The City of Derby will no longer negotiate with public employee unions and will instead implement an employee advisory council system that the city manager says will be better for Derby and its employees.

The city council voted 5-2 Tuesday night to rescind a 1987 decision to negotiate with public employee unions under the Kansas Employer-Employee Relations Act. That state law allows cities to decide whether to bargain with unions.

Council members Cheryl Bannon, Jim Craig, Thomas Haynes and Chuck Warren and Mayor Dion Avello voted to opt out of PEERA. Council members Vaughn Nunn and Randy White voted against the change. Councilman Jim Staats abstained from the discussion and vote on the item.

Since 1987, only the Derby Police Department has conducted union negotiations with the city. Firefighters wanted to start doing the same, but Tuesday's vote means that will not happen.
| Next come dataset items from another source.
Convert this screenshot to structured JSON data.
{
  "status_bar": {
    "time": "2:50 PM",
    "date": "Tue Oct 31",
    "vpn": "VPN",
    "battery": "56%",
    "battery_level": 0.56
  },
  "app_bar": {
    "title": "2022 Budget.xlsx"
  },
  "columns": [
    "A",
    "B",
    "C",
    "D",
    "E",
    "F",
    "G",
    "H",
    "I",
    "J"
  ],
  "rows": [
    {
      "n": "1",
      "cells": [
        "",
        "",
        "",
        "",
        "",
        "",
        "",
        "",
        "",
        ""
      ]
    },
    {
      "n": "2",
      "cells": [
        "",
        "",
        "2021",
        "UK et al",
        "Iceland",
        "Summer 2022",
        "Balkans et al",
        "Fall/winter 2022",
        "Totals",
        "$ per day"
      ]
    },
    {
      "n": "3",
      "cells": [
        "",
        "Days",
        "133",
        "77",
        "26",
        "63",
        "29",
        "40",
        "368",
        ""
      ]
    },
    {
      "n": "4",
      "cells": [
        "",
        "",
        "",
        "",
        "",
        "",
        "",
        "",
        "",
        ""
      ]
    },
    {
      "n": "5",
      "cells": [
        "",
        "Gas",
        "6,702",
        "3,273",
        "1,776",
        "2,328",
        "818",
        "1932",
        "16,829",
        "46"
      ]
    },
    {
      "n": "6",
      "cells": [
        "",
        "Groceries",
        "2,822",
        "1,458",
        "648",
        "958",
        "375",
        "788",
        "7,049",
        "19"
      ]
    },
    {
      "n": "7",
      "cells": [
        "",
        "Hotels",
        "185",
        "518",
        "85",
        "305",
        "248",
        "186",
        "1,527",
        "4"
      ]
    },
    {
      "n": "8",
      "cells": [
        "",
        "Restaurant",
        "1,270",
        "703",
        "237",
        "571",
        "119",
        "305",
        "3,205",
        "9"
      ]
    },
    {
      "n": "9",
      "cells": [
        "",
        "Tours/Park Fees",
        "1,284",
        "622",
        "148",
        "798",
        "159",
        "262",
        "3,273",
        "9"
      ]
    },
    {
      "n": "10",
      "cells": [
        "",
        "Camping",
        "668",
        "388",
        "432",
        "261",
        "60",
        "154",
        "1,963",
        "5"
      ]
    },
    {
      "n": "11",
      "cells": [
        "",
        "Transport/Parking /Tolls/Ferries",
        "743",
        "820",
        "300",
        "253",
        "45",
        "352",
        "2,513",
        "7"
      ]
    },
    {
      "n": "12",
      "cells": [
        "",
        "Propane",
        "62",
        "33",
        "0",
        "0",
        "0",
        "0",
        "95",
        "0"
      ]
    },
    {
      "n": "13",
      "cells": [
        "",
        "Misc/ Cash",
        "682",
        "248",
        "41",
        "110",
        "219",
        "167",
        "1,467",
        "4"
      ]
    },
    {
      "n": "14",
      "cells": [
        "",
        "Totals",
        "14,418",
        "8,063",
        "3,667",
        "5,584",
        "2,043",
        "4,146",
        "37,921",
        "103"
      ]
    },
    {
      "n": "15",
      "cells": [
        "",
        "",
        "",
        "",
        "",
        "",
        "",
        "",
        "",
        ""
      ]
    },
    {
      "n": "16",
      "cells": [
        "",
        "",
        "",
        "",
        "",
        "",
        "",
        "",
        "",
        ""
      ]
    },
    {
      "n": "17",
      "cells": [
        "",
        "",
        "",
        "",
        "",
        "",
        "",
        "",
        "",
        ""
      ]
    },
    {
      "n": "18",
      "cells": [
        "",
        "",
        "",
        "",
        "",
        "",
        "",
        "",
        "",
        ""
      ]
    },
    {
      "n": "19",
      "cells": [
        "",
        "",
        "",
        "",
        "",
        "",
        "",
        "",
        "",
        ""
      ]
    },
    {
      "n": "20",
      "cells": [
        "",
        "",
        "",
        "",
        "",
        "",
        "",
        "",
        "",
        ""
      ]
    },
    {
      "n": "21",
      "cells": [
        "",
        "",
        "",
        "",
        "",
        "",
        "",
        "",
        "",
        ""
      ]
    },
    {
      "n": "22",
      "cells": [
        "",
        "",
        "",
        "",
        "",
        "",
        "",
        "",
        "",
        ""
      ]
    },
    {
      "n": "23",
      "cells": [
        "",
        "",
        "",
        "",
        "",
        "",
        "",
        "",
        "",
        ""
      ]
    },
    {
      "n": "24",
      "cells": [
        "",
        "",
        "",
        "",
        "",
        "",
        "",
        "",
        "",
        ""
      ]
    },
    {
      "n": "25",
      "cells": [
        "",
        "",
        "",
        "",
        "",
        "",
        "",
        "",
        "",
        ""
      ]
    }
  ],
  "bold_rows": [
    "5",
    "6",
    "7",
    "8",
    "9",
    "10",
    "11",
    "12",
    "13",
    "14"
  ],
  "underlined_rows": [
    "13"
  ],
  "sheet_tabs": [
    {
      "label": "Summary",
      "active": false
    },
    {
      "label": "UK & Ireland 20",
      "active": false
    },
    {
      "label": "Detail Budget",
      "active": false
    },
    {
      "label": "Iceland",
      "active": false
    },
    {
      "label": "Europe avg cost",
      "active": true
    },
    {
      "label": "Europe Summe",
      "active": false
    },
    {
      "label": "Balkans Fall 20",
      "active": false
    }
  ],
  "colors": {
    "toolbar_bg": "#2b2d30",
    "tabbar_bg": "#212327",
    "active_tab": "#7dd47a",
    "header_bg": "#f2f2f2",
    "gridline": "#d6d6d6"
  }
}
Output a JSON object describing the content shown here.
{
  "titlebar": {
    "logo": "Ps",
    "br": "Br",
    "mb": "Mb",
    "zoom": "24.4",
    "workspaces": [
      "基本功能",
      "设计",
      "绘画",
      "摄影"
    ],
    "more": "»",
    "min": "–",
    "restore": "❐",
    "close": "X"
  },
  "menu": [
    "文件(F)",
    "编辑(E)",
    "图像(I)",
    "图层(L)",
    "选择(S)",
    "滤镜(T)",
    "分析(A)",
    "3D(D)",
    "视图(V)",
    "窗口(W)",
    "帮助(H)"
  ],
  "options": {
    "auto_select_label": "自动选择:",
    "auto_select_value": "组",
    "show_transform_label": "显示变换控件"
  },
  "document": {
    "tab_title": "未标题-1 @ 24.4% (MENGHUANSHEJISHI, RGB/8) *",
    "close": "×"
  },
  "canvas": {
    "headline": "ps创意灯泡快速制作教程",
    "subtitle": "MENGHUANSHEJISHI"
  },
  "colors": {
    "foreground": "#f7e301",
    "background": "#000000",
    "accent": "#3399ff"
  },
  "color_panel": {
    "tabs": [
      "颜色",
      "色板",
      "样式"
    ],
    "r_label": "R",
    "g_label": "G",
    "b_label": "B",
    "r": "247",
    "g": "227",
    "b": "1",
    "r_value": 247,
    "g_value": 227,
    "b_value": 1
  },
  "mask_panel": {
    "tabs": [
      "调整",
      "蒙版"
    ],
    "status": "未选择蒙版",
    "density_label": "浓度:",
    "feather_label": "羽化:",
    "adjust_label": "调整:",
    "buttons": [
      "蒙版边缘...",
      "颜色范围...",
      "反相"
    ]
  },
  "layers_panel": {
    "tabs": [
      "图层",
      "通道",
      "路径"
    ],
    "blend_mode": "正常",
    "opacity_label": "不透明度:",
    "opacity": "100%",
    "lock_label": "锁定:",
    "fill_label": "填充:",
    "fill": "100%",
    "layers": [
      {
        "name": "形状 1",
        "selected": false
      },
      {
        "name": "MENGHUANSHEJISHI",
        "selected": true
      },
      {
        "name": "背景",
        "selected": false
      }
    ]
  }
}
"It honestly feels like we're just making it up as we go," said firefighter Carson Chatwell.

The lack of any specific details of an alternative to PEERA is part of why Chatwell if frustrated with the council's vote. He also worries what will happen under future city councils and city managers.

"I believe that the people on this council have the best of intentions, but it's not this council I'm worried about," he said. "We got elections in the spring then there's elections every two years after that. What happens when this city manager leaves and goes somewhere else?"

Derby City Manager Kathy Sexton said she understands those concerns, but she said she is confident her proposed system of employee advisory councils will remain consistent, no matter the make-up of city government.

"We believe that if we set up this new process in the personal policy manual in black and white, it will endure over time as most of our policies have," she said.

The make-up of the employee advisory councils will be determined by the members of each city department. Police officers, firefighters and other city employees will elect members of their own departments to serve on the councils, Sexton said.

"Then, in the councils, they can go ahead and talk about whatever issues are on their minds and management will bring issues to those council meetings for them to consider," she said.

Before the vote, council members heard from eight speakers on the issue. All of them urged the council to continue union bargaining. The same was true of a Nov. 13 public hearing on the issue.

Firefighters like Chatwell worry the new system, which has not been fully developed, will tip the scales in the city's favor.

"Under this system, there's one set of rules and it's the city's set of rules," he said. "They can pick and choose what they want to follow."

The City of Derby is already committed to police union negotiations in 2013, so that relationship will not end until 2014. Sexton plans to have the details of the employee advisory council system by January or February.